I shrugged my shoulders.
"You get very specific, every detail becomes a conscious moment. You get very deliberate. Such as, create an inner monologue .... what's the first thing you hear?"
"The gunshot."
"Is it the first you heard today? The 10th? How is this one different?"
"It's not the first, but it's the one that is accompanied by a lot of yelling. I hear Gavroche yelling and Francois shouting in anger. There is a sound of movement, people rushing to someplace, scraping of the barricade wood."
"Very good. What are you thinking?"
"There is someone there, someone has been shot. I must see who it is. I push people aside and freeze when I see them carrying Eponine over the barricade. She is leaning heavily on them, I make my way to her, worried that she didn't get the note to Cossette, sick that something else happened. I lift her and gently set her down on the street ... she leans heavily on me and I feel the warmth of her body. No, it's not the warmth of her body that I feel. I slowly pull my hands away and see the glisten of blood on them."

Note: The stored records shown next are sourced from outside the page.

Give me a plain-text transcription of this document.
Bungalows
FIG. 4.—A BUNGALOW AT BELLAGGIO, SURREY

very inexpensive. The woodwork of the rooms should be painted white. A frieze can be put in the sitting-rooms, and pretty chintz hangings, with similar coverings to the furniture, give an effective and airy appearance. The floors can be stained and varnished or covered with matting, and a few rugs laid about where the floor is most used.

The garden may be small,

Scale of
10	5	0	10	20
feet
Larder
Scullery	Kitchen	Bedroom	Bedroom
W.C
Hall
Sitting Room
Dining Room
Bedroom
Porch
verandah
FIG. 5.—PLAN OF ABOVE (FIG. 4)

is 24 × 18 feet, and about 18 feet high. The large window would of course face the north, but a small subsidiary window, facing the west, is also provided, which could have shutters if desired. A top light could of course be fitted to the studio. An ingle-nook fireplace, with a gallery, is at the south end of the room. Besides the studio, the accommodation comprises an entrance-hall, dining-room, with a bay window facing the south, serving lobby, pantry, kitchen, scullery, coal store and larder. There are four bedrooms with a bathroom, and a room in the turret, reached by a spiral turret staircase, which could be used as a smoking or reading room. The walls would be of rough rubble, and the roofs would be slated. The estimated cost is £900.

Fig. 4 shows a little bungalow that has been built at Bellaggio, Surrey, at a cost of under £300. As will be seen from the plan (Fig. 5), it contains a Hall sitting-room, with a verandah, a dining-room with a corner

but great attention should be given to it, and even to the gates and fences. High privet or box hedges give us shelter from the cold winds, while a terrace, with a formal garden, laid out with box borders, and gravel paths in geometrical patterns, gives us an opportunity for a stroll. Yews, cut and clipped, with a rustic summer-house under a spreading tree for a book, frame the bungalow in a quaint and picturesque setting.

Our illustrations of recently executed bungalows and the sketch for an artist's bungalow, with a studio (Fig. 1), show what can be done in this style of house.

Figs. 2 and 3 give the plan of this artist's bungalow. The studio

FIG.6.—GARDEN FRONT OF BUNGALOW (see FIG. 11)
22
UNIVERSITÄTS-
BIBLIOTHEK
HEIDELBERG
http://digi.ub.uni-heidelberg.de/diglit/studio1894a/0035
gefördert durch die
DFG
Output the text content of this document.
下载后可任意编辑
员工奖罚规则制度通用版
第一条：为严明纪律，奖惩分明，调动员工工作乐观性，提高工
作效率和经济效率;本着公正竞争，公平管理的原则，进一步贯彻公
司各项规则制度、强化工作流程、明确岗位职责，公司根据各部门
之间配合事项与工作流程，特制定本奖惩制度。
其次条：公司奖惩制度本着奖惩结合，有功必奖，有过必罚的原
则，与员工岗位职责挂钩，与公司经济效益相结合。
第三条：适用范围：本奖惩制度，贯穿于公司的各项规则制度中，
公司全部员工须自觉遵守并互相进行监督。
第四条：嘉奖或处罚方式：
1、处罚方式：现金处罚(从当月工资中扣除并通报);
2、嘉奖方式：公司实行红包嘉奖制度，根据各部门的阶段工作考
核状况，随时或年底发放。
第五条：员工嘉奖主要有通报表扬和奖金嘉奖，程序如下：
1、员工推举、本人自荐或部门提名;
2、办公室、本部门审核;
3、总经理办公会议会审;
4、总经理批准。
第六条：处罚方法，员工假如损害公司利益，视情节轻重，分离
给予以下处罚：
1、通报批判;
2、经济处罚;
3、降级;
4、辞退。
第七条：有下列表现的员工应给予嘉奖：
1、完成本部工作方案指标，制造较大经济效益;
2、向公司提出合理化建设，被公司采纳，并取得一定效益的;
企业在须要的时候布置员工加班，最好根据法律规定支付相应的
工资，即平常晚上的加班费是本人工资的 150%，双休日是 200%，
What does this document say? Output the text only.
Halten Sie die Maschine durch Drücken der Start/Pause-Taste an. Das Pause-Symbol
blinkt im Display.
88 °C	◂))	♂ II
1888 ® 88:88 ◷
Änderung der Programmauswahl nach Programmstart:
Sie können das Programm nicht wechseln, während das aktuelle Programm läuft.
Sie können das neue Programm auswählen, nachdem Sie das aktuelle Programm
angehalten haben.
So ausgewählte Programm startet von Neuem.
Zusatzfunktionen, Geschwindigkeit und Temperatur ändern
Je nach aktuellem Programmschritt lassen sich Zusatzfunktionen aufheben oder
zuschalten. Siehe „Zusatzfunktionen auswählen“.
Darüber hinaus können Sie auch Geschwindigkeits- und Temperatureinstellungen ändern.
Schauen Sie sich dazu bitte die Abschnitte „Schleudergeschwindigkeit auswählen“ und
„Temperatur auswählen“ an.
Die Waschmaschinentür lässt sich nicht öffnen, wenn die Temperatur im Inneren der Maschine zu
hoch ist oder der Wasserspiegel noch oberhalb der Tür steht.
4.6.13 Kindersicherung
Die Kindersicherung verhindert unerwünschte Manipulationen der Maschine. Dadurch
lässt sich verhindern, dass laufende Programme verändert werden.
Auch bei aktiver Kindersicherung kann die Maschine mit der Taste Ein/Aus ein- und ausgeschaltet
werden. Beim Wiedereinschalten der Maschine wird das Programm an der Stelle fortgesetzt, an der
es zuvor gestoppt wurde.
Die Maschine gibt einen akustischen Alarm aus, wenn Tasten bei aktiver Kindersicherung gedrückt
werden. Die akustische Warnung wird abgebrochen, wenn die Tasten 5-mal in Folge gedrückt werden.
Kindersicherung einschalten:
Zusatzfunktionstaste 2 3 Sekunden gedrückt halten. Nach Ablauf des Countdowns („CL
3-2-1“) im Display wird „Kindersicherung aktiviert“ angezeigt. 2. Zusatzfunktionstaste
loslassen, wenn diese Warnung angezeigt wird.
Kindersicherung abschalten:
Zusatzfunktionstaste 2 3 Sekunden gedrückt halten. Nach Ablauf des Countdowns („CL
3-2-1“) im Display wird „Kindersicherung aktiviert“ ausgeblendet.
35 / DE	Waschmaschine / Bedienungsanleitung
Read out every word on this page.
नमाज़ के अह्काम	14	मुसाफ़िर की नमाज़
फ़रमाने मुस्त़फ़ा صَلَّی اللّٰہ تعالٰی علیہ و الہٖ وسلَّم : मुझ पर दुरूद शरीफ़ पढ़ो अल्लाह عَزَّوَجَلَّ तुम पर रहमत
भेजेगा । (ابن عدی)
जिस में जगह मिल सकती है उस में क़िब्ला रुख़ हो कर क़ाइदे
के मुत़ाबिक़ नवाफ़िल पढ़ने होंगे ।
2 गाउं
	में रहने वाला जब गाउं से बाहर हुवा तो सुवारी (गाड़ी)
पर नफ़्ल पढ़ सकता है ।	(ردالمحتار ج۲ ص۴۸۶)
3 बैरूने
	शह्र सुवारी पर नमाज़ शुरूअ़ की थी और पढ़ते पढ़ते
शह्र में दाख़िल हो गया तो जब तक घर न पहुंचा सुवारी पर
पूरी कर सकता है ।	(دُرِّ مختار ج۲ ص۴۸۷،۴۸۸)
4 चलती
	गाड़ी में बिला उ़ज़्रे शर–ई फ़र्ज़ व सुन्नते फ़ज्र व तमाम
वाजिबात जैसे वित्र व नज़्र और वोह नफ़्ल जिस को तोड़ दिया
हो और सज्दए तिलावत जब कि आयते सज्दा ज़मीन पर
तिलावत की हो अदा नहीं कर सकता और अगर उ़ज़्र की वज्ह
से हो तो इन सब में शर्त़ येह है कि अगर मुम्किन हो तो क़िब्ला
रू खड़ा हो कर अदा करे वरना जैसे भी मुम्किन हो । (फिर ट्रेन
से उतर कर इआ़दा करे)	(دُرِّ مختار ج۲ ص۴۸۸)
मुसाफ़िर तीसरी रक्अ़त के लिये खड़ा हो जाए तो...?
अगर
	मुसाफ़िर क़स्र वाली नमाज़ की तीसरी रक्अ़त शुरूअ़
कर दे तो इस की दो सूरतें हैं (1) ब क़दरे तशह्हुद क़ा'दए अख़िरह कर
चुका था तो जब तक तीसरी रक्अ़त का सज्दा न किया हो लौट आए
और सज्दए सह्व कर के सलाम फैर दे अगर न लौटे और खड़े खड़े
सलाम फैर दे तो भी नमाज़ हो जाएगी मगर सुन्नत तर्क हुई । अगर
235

"Ok," my friend interrupted. "Now, as Marius, you are going to need to break down. But, you don't know what a breakdown is to Marius ... do you know what would cause you to break down? What experience would you, Matthew, you have that would cause you to breakdown? Similar to what Marius would experience?"
I paused.
"Once you have figured that out, once you have created that moment in time, with every sense you have, with every thought, and fear and emotion you can enter into ... I promise you, your Marius will weep. The key is in the details. Do not leave one emotional, one sensory stone unturned," he said to me, winked and picked up his water bottle. "Your audience will feel Marius's pain even though it was you who created the experience on which to react to. That, my friend, is Method," and he left the stage.